Frederick Keister sailed from Germany to the American colonies in 1737 and settled in Lancaster, Pennsylvania. His son Philip moved to Montgomery County in 1799 with his wife, Maria, and five children; they would add four more in their new home. These are the ancestors of all the Keisters around Blacksburg. They bought two tracts of land—111 acres of the Preston estate and 65 along Toms Creek. Philip’s oldest son, John, inherited or bought a significant chunk of the parcel in what would become Blacksburg. He probably built the 1830s brick house on Giles Road [see #10]; it augmented an earlier log cabin. John and his wife, Sally, passed the land to their ten children after they died. Their ninth-born, Christian bought out his siblings for the title to the Giles Road house and at least 14 acres around it, but John and Sally’s second-oldest, Jacob, ended up holding some of the most valuable real estate in town.

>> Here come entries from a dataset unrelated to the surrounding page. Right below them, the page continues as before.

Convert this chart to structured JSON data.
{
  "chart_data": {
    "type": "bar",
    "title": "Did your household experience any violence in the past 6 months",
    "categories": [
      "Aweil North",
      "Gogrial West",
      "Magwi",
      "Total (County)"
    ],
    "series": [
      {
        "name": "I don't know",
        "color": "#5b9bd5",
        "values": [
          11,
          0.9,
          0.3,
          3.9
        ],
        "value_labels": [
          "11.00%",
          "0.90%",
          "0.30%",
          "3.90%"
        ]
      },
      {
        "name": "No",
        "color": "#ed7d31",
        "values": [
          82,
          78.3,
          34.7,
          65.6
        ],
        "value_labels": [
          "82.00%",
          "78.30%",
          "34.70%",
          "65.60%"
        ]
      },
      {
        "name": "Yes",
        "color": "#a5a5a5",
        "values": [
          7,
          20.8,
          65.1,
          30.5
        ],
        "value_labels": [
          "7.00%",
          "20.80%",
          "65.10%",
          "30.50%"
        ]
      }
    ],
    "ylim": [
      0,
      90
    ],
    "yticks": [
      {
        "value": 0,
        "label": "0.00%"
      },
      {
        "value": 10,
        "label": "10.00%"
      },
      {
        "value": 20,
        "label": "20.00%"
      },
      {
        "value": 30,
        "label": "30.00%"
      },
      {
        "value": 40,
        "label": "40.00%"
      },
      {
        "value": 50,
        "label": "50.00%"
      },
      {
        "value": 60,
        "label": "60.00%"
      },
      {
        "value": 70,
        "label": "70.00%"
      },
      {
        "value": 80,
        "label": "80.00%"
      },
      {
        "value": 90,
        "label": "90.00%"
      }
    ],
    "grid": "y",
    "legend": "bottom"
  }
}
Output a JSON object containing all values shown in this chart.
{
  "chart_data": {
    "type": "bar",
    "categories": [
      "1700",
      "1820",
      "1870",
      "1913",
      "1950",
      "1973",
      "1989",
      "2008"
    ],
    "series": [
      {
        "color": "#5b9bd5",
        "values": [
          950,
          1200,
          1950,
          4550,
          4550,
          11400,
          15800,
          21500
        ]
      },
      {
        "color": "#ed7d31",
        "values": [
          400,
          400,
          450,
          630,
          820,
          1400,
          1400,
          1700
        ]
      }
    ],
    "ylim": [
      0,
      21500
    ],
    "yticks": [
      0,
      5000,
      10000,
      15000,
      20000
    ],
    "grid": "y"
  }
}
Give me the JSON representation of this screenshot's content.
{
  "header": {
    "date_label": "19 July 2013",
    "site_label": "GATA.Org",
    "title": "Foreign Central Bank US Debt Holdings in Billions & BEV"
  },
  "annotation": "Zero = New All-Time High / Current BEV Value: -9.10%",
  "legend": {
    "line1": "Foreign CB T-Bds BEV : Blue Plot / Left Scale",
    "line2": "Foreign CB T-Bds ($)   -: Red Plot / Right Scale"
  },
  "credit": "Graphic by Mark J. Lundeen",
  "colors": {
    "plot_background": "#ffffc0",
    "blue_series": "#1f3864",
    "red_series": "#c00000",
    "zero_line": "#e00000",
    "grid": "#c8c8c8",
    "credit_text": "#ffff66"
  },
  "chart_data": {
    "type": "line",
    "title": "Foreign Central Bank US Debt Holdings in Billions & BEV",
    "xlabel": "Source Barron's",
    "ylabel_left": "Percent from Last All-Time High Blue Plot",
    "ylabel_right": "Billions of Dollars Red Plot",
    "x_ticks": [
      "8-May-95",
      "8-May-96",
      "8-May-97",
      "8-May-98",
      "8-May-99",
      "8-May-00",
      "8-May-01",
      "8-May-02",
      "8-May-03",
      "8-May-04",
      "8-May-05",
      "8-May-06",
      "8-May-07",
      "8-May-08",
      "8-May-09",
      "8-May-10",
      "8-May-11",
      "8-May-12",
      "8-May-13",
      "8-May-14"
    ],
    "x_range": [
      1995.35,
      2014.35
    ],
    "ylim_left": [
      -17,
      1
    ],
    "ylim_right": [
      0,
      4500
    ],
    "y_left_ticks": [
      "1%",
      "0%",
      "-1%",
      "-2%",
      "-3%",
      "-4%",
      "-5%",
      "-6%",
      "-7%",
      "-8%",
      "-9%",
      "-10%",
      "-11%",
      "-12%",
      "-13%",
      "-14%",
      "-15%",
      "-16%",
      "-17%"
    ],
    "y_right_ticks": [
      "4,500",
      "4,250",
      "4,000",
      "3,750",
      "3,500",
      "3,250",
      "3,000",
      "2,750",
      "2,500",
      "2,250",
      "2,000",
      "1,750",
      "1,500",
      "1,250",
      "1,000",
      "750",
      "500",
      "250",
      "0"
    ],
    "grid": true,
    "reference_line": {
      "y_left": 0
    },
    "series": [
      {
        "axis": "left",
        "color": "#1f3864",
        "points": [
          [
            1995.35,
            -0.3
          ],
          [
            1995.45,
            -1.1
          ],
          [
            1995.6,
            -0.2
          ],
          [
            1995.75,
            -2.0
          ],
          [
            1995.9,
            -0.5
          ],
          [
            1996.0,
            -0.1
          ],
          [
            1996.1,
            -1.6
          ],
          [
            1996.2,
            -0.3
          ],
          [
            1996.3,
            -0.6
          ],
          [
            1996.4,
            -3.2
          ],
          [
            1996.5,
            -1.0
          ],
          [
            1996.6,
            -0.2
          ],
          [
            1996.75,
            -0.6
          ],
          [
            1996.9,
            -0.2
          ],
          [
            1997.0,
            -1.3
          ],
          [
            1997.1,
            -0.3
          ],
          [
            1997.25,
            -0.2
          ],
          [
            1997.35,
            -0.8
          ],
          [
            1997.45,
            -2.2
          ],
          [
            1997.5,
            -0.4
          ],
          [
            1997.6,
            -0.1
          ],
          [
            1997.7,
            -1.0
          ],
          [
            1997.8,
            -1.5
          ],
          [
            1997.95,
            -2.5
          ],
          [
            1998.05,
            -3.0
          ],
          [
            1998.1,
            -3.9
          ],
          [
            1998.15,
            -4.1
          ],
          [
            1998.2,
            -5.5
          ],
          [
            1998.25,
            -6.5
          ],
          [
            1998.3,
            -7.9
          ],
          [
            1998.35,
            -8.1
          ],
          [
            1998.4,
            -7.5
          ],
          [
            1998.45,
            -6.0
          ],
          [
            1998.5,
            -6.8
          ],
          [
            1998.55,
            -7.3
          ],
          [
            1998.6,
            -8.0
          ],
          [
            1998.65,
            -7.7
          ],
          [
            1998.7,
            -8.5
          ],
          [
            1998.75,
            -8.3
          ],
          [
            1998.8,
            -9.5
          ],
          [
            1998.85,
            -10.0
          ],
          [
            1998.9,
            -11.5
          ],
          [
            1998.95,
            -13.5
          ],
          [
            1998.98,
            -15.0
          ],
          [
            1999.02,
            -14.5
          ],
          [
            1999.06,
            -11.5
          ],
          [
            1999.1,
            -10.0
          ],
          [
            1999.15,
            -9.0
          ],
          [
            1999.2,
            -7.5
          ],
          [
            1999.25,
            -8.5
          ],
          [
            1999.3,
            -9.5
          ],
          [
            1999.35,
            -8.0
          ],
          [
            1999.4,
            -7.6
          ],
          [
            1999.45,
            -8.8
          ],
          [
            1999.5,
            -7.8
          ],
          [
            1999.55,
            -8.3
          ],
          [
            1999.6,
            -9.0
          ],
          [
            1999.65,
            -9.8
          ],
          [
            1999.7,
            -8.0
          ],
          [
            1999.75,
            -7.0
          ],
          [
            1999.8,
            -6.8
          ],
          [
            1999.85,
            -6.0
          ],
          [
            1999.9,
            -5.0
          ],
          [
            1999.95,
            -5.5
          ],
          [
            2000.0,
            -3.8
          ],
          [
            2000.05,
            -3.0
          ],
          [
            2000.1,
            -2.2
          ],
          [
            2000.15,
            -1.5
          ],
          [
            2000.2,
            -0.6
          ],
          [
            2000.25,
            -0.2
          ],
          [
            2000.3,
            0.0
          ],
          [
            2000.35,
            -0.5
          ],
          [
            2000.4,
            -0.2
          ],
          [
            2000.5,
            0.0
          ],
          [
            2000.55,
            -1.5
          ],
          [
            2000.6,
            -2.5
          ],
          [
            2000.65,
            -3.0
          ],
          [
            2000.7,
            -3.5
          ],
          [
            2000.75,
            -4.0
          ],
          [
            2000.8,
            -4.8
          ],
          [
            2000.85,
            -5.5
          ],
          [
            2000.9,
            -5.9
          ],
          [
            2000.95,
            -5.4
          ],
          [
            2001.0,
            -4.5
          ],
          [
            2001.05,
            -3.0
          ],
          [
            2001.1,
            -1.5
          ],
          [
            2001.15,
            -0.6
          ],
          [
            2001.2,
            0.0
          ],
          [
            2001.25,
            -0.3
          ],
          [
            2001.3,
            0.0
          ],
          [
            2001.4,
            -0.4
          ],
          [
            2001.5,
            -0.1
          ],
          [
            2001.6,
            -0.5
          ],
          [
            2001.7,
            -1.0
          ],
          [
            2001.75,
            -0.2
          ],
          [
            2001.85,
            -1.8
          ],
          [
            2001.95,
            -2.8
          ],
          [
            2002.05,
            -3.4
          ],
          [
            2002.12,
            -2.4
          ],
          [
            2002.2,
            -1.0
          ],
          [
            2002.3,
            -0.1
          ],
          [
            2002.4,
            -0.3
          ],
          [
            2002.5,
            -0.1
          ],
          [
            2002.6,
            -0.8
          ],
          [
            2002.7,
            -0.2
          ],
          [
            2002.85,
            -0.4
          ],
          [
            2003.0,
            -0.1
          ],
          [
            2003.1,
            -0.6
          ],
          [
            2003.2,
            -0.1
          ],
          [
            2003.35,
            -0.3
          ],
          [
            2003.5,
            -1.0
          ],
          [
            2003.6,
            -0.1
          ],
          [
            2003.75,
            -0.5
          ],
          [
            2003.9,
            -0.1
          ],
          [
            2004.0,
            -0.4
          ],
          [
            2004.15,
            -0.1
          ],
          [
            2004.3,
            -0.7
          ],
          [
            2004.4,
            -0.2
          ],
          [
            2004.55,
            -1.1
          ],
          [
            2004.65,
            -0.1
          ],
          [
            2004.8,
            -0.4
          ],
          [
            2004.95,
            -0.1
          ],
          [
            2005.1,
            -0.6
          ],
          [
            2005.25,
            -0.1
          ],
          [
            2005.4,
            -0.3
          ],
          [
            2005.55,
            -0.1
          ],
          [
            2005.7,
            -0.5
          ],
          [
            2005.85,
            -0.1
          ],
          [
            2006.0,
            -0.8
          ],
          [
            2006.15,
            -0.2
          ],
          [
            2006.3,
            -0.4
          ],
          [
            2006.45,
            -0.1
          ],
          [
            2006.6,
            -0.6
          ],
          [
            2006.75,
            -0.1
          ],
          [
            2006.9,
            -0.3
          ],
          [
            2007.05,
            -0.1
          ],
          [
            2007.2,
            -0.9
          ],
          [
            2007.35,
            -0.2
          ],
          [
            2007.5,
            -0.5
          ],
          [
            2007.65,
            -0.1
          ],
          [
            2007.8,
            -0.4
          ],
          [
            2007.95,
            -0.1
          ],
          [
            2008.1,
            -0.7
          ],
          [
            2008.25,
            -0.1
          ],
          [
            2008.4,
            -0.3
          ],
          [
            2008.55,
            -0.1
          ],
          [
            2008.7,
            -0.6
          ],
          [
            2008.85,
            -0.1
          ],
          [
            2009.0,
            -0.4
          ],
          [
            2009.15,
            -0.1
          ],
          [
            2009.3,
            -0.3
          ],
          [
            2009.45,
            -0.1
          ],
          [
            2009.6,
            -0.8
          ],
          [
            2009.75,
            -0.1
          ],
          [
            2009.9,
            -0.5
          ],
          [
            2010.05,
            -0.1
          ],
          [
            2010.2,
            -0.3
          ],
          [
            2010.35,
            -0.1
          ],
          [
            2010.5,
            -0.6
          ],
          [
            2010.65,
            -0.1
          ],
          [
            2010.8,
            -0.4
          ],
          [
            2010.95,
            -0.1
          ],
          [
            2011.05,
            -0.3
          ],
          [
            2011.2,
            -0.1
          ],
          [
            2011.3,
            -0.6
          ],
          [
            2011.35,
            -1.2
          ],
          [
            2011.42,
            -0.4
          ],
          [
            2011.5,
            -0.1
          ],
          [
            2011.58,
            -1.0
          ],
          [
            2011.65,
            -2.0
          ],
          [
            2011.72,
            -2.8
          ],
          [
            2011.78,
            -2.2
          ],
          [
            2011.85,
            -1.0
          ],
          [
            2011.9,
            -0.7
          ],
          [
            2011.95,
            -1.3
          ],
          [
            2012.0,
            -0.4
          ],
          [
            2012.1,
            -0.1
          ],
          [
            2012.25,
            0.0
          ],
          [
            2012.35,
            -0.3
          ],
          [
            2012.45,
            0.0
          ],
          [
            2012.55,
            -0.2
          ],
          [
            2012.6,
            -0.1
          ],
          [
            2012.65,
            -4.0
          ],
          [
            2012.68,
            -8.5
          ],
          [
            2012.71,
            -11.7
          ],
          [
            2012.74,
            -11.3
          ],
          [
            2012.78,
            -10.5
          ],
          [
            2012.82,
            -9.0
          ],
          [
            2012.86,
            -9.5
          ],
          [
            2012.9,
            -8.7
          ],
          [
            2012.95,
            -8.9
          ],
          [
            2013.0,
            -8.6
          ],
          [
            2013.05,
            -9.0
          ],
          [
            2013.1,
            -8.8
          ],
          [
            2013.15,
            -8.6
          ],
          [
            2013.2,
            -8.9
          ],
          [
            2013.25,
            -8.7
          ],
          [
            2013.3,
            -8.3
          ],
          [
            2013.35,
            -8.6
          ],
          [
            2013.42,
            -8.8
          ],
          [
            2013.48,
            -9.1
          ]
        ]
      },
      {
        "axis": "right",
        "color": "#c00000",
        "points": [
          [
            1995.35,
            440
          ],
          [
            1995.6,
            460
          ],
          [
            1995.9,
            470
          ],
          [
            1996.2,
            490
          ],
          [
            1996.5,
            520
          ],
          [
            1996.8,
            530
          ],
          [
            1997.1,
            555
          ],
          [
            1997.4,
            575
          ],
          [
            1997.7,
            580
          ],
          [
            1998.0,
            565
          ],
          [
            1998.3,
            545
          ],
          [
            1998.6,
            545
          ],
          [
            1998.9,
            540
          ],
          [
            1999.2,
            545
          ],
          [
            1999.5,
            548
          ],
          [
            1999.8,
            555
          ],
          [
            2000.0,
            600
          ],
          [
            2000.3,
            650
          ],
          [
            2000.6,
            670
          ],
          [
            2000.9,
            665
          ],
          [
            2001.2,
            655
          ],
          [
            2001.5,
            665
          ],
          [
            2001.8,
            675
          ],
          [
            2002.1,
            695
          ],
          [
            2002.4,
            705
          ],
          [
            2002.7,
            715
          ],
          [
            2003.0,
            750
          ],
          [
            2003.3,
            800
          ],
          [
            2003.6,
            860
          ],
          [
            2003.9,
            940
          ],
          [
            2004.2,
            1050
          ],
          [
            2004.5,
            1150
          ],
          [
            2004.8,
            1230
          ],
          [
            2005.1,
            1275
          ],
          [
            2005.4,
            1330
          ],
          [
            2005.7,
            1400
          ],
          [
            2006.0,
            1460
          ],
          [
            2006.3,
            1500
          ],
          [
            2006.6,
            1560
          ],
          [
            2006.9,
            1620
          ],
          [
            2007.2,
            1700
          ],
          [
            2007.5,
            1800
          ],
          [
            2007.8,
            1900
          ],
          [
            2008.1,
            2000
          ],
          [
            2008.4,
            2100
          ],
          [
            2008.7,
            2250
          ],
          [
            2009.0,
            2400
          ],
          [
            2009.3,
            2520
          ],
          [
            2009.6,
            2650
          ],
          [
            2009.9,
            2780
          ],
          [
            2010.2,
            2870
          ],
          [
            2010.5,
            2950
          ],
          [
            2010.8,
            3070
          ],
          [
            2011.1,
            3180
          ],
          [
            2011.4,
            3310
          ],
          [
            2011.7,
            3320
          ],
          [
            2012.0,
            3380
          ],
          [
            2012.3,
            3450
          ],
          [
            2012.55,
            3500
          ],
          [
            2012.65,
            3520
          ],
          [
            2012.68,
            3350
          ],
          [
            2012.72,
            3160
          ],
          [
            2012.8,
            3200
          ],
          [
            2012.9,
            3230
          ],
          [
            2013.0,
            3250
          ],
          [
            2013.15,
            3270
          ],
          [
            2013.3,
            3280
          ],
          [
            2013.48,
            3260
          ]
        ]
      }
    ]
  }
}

He sold land to create the Olin and Preston Institute in 1850; it was just west of where Main Street now meets College Avenue. In the 1870s and 1880s, he lived at the intersection of Jackson and Church Streets, where the Town Hall would be built in the 1920s. When Jacob died, in 1902, his U-shaped tract reached from what is today Harding Avenue Elementary north almost to the Caboose Park and west to the Wells Fargo bank downtown. The western arm stretched up Main and Kabrich Streets behind the current site of Gilbert Linkous Elementary to what is now Stonegate Drive. The north wall of the YMCA marks the property’s upper boundary on what became Main Street. The Bennett Hill/Progress, Apperson-Dickerson, and Kabrich Crescent neighborhoods were all carved from and mentioned in his estate. Streets and property lines in these subdivisions still follow the boundaries of the Keister tract.

The Webb branch of Stroubles Creek flows above ground for much of its length from the north end of Blacksburg. From here, it is piped to Webb Street, where it runs in the open until it crosses under Prices Fork.

Take action! Apply compost or mulch to keep your garden soil from washing away.